Witness after witness passed before Harrison and his assessors, their actions minutely scrutinized, their utterances tested; a long parade of townsfolk, policemen, mountain rangers, doctors, engineers, scientists, soldiers and civil defence workers. Dan Edwards, wearied in the Press gallery, said to Dalwood, ‘I think the old bastard is hoping for a new job when he dies — he’s understudying the Recording Angel.’

I

There was a movement in the valley. At first there was just a handful of rescuers but the number swelled hour by hour, brought in by helicopter and ski plane. The mountain rangers came from Mount Cook, from Coronet Peak, from Mount Egmont, from Tongariro — men knowledgeable and skilled in their trade of snow rescue. Doctors came in Air Force and US Navy helicopters, which took out the children and the badly injured.

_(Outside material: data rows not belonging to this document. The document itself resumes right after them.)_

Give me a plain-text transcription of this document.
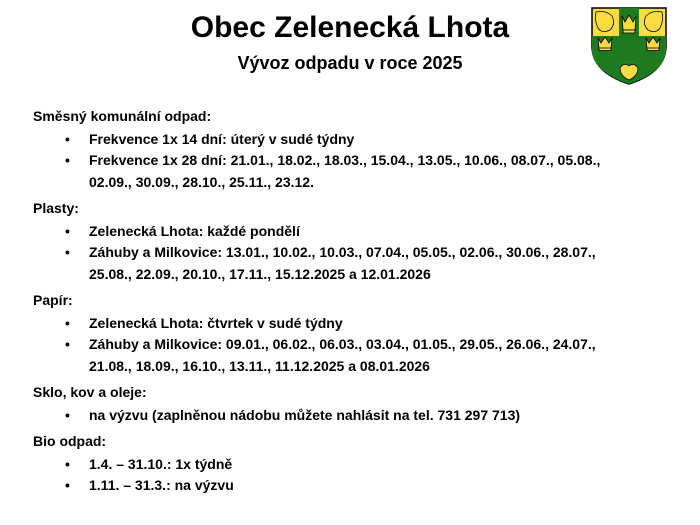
Obec Zelenecká Lhota
Vývoz odpadu v roce 2025
Směsný komunální odpad:
• Frekvence 1x 14 dní: úterý v sudé týdny
• Frekvence 1x 28 dní: 21.01., 18.02., 18.03., 15.04., 13.05., 10.06., 08.07., 05.08.,
02.09., 30.09., 28.10., 25.11., 23.12.
Plasty:
• Zelenecká Lhota: každé pondělí
• Záhuby a Milkovice: 13.01., 10.02., 10.03., 07.04., 05.05., 02.06., 30.06., 28.07.,
25.08., 22.09., 20.10., 17.11., 15.12.2025 a 12.01.2026
Papír:
• Zelenecká Lhota: čtvrtek v sudé týdny
• Záhuby a Milkovice: 09.01., 06.02., 06.03., 03.04., 01.05., 29.05., 26.06., 24.07.,
21.08., 18.09., 16.10., 13.11., 11.12.2025 a 08.01.2026
Sklo, kov a oleje:
• na výzvu (zaplněnou nádobu můžete nahlásit na tel. 731 297 713)
Bio odpad:
• 1.4. – 31.10.: 1x týdně
• 1.11. – 31.3.: na výzvu
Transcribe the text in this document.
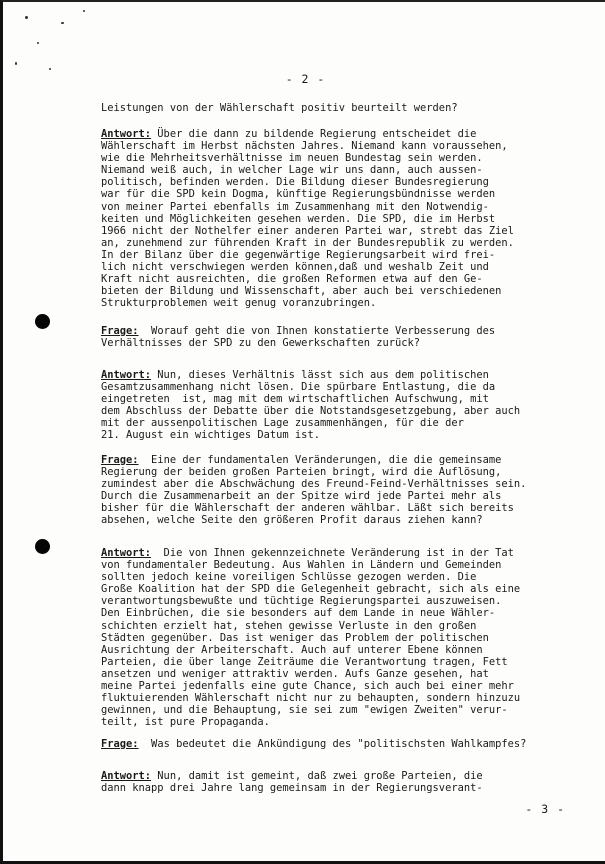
- 2 -

Leistungen von der Wählerschaft positiv beurteilt werden?

Antwort: Über die dann zu bildende Regierung entscheidet die
Wählerschaft im Herbst nächsten Jahres. Niemand kann voraussehen,
wie die Mehrheitsverhältnisse im neuen Bundestag sein werden.
Niemand weiß auch, in welcher Lage wir uns dann, auch aussen-
politisch, befinden werden. Die Bildung dieser Bundesregierung
war für die SPD kein Dogma, künftige Regierungsbündnisse werden
von meiner Partei ebenfalls im Zusammenhang mit den Notwendig-
keiten und Möglichkeiten gesehen werden. Die SPD, die im Herbst
1966 nicht der Nothelfer einer anderen Partei war, strebt das Ziel
an, zunehmend zur führenden Kraft in der Bundesrepublik zu werden.
In der Bilanz über die gegenwärtige Regierungsarbeit wird frei-
lich nicht verschwiegen werden können,daß und weshalb Zeit und
Kraft nicht ausreichten, die großen Reformen etwa auf den Ge-
bieten der Bildung und Wissenschaft, aber auch bei verschiedenen
Strukturproblemen weit genug voranzubringen.

Frage:  Worauf geht die von Ihnen konstatierte Verbesserung des
Verhältnisses der SPD zu den Gewerkschaften zurück?

Antwort: Nun, dieses Verhältnis lässt sich aus dem politischen
Gesamtzusammenhang nicht lösen. Die spürbare Entlastung, die da
eingetreten  ist, mag mit dem wirtschaftlichen Aufschwung, mit
dem Abschluss der Debatte über die Notstandsgesetzgebung, aber auch
mit der aussenpolitischen Lage zusammenhängen, für die der
21. August ein wichtiges Datum ist.

Frage:  Eine der fundamentalen Veränderungen, die die gemeinsame
Regierung der beiden großen Parteien bringt, wird die Auflösung,
zumindest aber die Abschwächung des Freund-Feind-Verhältnisses sein.
Durch die Zusammenarbeit an der Spitze wird jede Partei mehr als
bisher für die Wählerschaft der anderen wählbar. Läßt sich bereits
absehen, welche Seite den größeren Profit daraus ziehen kann?

Antwort:  Die von Ihnen gekennzeichnete Veränderung ist in der Tat
von fundamentaler Bedeutung. Aus Wahlen in Ländern und Gemeinden
sollten jedoch keine voreiligen Schlüsse gezogen werden. Die
Große Koalition hat der SPD die Gelegenheit gebracht, sich als eine
verantwortungsbewußte und tüchtige Regierungspartei auszuweisen.
Den Einbrüchen, die sie besonders auf dem Lande in neue Wähler-
schichten erzielt hat, stehen gewisse Verluste in den großen
Städten gegenüber. Das ist weniger das Problem der politischen
Ausrichtung der Arbeiterschaft. Auch auf unterer Ebene können
Parteien, die über lange Zeiträume die Verantwortung tragen, Fett
ansetzen und weniger attraktiv werden. Aufs Ganze gesehen, hat
meine Partei jedenfalls eine gute Chance, sich auch bei einer mehr
fluktuierenden Wählerschaft nicht nur zu behaupten, sondern hinzuzu
gewinnen, und die Behauptung, sie sei zum "ewigen Zweiten" verur-
teilt, ist pure Propaganda.

Frage:  Was bedeutet die Ankündigung des "politischsten Wahlkampfes?

Antwort: Nun, damit ist gemeint, daß zwei große Parteien, die
dann knapp drei Jahre lang gemeinsam in der Regierungsverant-

- 3 -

The mass of snow which blocked the Gap was attacked fiercely. Steps were cut and guide ropes laid so that within hours it was possible for any moderately active person to enter or leave the valley. This was done by volunteers from the mountain clubs who had come in dozens at a time to the place of disaster, many of them flying from as far as North Island.

These men knew what to do and, once in the valley, they formed teams to probe the snow, at first working under the general direction of Jesse Rusch. They were aided by a force of police and an even larger detachment of troops. Even so, they were not too many; the area to be patiently probed, foot by foot, was over four hundred acres.

At first Ballard acted as co-ordinator, but he was glad to be relieved by a professional civil defence man flown in from Christchurch. He stayed on to help Arthur Pye. The identification of the survivors and the dead and the listing of those still missing was work in which local knowledge was vital. There was pain in his eyes as he saw the name of Stacey Cameron on the list of the dead.